A secure repair was noted. The ends of the repair were further augmented with a 2-0 Vicryl suture. The wound was thoroughly irrigated with antibiotic irrigation solution. The fascial plane was closed with a 2-0 Vicryl suture, followed by closing the skin with a 2-0 in subcuticular fashion. Approximately 10 cc of 0.5% Marcaine was injected for postoperative pain control. A routine dressing was applied to the extremity, and it was placed into a short leg cast with the foot slightly plantar-flexed. The anterior aspect of the cast was then univalved. The tourniquet was deflated for a total tourniquet time of 42 minutes.
The patient was awakened in the operating room breathing spontaneously and taken to the recovery room in stable condition.

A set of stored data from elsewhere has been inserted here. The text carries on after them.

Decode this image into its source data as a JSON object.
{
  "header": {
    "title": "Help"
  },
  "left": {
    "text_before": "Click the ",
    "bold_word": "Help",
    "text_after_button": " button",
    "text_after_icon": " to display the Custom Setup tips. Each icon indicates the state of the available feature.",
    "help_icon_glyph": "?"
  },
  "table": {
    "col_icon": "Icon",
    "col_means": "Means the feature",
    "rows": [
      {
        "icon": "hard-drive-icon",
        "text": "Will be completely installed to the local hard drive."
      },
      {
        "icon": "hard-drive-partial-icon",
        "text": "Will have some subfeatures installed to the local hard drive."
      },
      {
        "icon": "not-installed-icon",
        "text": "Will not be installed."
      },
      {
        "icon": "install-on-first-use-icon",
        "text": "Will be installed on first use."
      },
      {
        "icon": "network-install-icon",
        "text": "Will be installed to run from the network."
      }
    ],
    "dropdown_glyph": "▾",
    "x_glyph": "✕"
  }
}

What are the CPT® and ICD-10-CM codes reported?
27650-LT
S86.012A, W50.0XXA, Y93.67, Y99.8
There is one CPT® code and four ICD-10-CM codes reported. When selecting a repair code for the Achilles tendon look in the CPT® Index for Achilles Tendon/Repair; you will need to know if this is the primary or secondary repair for this visit and if a graft was used. Use a HPCPS Level II modifier to indicate the side of the body where the procedure was performed. The first diagnosis code is for ruptured Achilles tendon. In the ICD-10-CM Alphabetic Index, look for Injury/Achilles tendon/strain. External cause codes are reported for the cause of the injury, the Activity code, and external cause status. The first external cause code indicates the cause of injury. In the ICD-10-CM Index to External Causes look for Hit, hitting (accidental) by referring you to see Struck by. The next external cause code is for the activity the patient was performing when the injury occurred. In the ICD-10-CM External Cause of Injuries Index, locate Activity/basketball. The last external cause code is found by looking for Status of external cause/recreation or sport not for income or while a student.